Iran: Protests in Syria are Western plot to undermine the government
Unlike uprisings in other parts of the Arab world which Tehran has applauded as an 'Islamic awakening',the protests in Syria have received little media attention or official comment in Iran; Syria is Iran's closest Arab ally.
Anti-government demonstrations in Syria are part of a plot by the West to undermine a government that supports "resistance" in the Middle East, Iran's Foreign Ministry spokesman said on Tuesday.
Unlike uprisings in other parts of the Arab world which Tehran has applauded as an "Islamic awakening" of peoples against Western-backed oppressors, the protests in Syria have received little media attention or official comment in Iran.
But at his weekly news conference on Tuesday, Iran's spokesman said the protests in Syria over the last three weeks, in which according to a rights group 200 people died, were not a spontaneous event but the result of foreign interference.
Syria is Iran's closest Arab ally.
"What is happening in Syria is a mischievous act of Westerners, particularly Americans and Zionists," Ramin Mehmanparast told reporters.
The spokesman continued, saying that "with the help of their [the West's] media they are trying to create an artificial protest somewhere or exaggerate a demand of a small group and present it, instead, as the demand and will of the majority."
"No one should be fooled by this trick that Americans are playing."
The Iranian government crushed huge protests after the re-election of President Mahmoud Ahmadinejad in June 2009. Two people were shot dead during a demonstration in February, the first attempt by the opposition movement to rally in more than a year.
Iran's leaders have branded opposition leaders "seditionists" backed by its Western enemies and parliament has called for the movement's leaders to be arrested and hanged.

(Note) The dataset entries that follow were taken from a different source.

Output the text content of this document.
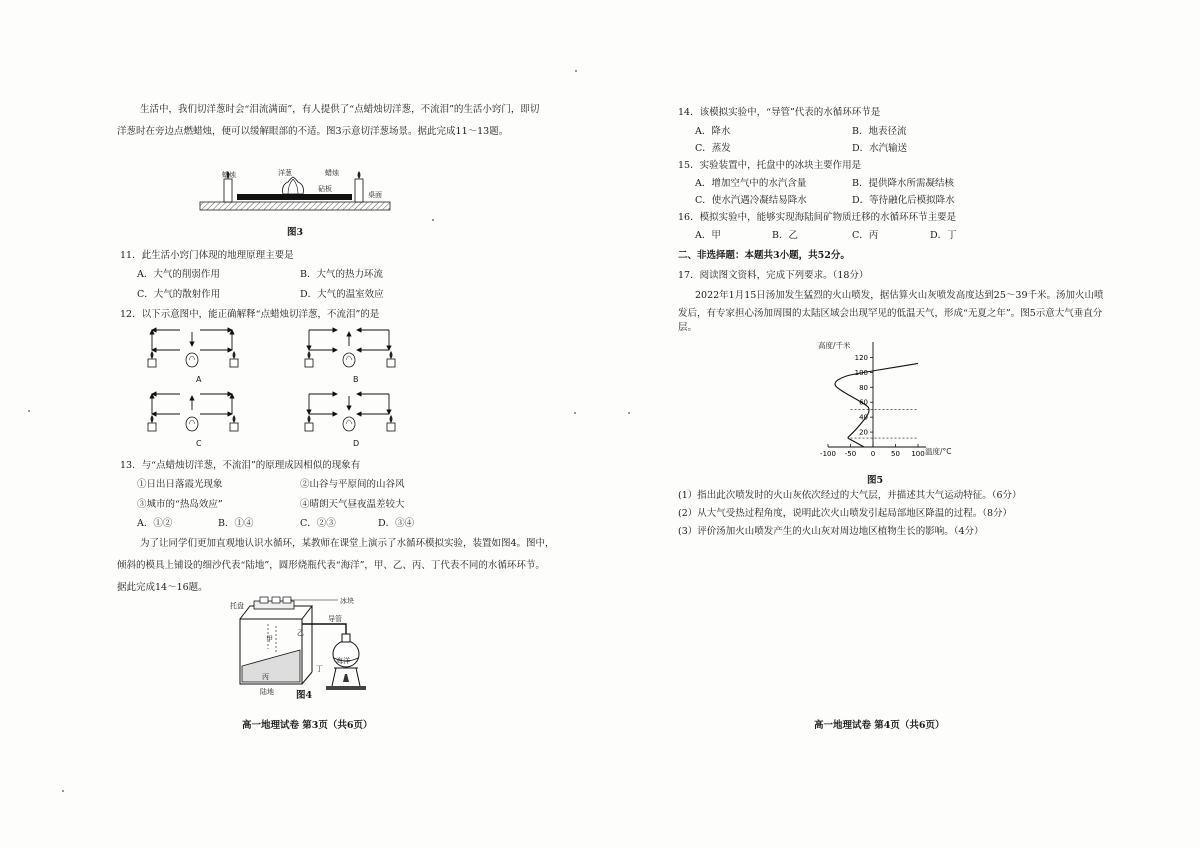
生活中，我们切洋葱时会“泪流满面”，有人提供了“点蜡烛切洋葱，不流泪”的生活小窍门，即切
洋葱时在旁边点燃蜡烛，便可以缓解眼部的不适。图3示意切洋葱场景。据此完成11～13题。
蜡烛	洋葱	蜡烛
砧板
桌面
图3
11．此生活小窍门体现的地理原理主要是
A．大气的削弱作用	B．大气的热力环流
C．大气的散射作用	D．大气的温室效应
12．以下示意图中，能正确解释“点蜡烛切洋葱，不流泪”的是
A	B
C	D
13．与“点蜡烛切洋葱，不流泪”的原理成因相似的现象有
①日出日落霞光现象	②山谷与平原间的山谷风
③城市的“热岛效应”	④晴朗天气昼夜温差较大
A．①②	B．①④	C．②③	D．③④
为了让同学们更加直观地认识水循环，某教师在课堂上演示了水循环模拟实验，装置如图4。图中，
倾斜的模具上铺设的细沙代表“陆地”，圆形烧瓶代表“海洋”，甲、乙、丙、丁代表不同的水循环环节。
据此完成14～16题。
托盘
冰块
导管
甲
乙
丙
丁
海洋
陆地 图4
高一地理试卷 第3页（共6页）
14．该模拟实验中，“导管”代表的水循环环节是
A．降水	B．地表径流
C．蒸发	D．水汽输送
15．实验装置中，托盘中的冰块主要作用是
A．增加空气中的水汽含量	B．提供降水所需凝结核
C．使水汽遇冷凝结易降水	D．等待融化后模拟降水
16．模拟实验中，能够实现海陆间矿物质迁移的水循环环节主要是
A．甲	B．乙	C．丙	D．丁
二、非选择题：本题共3小题，共52分。
17．阅读图文资料，完成下列要求。（18分）
2022年1月15日汤加发生猛烈的火山喷发，据估算火山灰喷发高度达到25～39千米。汤加火山喷
发后，有专家担心汤加周围的太陆区域会出现罕见的低温天气，形成“无夏之年”。图5示意大气垂直分
层。
20
40
60
80
100
120
-100 -50 0 50 100
高度/千米
温度/°C
图5
(1）指出此次喷发时的火山灰依次经过的大气层，并描述其大气运动特征。（6分）
(2）从大气受热过程角度，说明此次火山喷发引起局部地区降温的过程。（8分）
(3）评价汤加火山喷发产生的火山灰对周边地区植物生长的影响。（4分）
高一地理试卷 第4页（共6页）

While President Bashar Assad's government is secular, it has close ties with Iran's clerical state and both support militant groups Hamas and Hezbollah.
The United States and Israel have accused both Syria and Iran of trafficking arms to those groups in Lebanon and the Gaza Strip, something both countries deny.
Mehmanparast said Western powers were concerned about losing influence in the reshaped Middle East and sought to hurt Tehran and Damascus.
"They want to avenge some countries like Iran and Syria, which support the resistance, by facilitating small groups," he said. "The Western media tell the world these people are the majority of the society and this is the biggest lie and distortion."